A HELPING HAND FROM PAUL RICHARDS
Most baseball people thought that the late Paul Richards was a genius with pitching. But he applied his great mind to all facets of the game. Right before the Instructional League last fall, the Blue Jays' director for player development, Bobby Mattick, called Richards to ask him what he had done to help Jim Gentile cut down on his strikeouts when he was in the Baltimore farm system. Richards told Mattick that he made Gentile swing at every pitch every day in batting practice in order 1) to force him to make constant contact and 2) to get him out of the habit of swinging the same way every time. Mattick did the same to Glenallen Hill , an outfield prospect of extraordinary physical ability who struck out 212 times in 466 at bats at Class A Kinston, N.C. Hill then struck out only twice in his last 94 at bats in the Instructional League. He is now hitting .291 at Knoxville, with eight homers and 28 RBIs, and he has 39 strikeouts in his first 158 at bats. Hill has improved so much that people within the organization feel he could be in Toronto in September. The Jays already have three good outfielders who are all 26 years old, and their farm system is crammed with outfielders who are major league prospects, including Hill and teammate Silvestre Campusano.

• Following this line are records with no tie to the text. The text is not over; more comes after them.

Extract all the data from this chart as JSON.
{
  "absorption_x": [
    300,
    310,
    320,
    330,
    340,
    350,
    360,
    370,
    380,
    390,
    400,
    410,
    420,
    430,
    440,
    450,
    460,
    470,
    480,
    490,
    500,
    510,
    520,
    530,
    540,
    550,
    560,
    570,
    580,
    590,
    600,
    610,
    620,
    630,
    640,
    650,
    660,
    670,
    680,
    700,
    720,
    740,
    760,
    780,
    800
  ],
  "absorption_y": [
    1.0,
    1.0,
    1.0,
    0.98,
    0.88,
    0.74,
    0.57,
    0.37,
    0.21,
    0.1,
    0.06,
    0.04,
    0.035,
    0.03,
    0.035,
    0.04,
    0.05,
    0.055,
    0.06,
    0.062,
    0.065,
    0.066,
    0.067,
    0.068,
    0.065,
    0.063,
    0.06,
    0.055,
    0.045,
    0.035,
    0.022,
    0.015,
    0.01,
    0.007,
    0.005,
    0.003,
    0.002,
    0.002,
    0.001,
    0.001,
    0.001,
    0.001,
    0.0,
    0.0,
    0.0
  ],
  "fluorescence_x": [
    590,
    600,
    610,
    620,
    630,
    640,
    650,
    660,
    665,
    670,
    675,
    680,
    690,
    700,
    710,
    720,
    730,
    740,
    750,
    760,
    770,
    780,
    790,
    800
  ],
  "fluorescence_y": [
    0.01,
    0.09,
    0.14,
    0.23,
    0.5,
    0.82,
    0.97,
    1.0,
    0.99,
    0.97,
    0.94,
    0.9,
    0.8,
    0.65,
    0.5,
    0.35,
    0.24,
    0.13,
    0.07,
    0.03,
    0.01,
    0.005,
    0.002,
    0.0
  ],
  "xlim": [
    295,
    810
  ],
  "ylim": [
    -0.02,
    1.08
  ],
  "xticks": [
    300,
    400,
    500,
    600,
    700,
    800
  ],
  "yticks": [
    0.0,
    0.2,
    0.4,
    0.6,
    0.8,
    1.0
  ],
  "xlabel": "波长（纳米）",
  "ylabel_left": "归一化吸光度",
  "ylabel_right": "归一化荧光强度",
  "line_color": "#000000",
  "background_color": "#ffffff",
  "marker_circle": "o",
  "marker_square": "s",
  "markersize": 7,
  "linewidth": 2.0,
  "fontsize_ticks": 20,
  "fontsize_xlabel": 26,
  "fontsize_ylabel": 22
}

So don't be surprised if one of the current outfielders is traded for pitching in something like a George Bell-Danny Jackson deal, which the Jays and Royals have discussed....
Now that Dick Williams has taken over the Mariners, he has the distinction of managing both Jose Tartabull and his son Danny Tartabull. But he's not the first manager of both father and son. Richards managed Sam Hairston for four games in 1951 with the Orioles, and 25 years later he had Jerry Hairston with the White Sox....
Baltimore's Don Aase, who since the return of Weaver has 22 saves in 53 appearances, with a 2.04 ERA, is being clocked at 93 mph. The league is hitting only .149 against him. "He's practically unfair to hit against," says George Brett.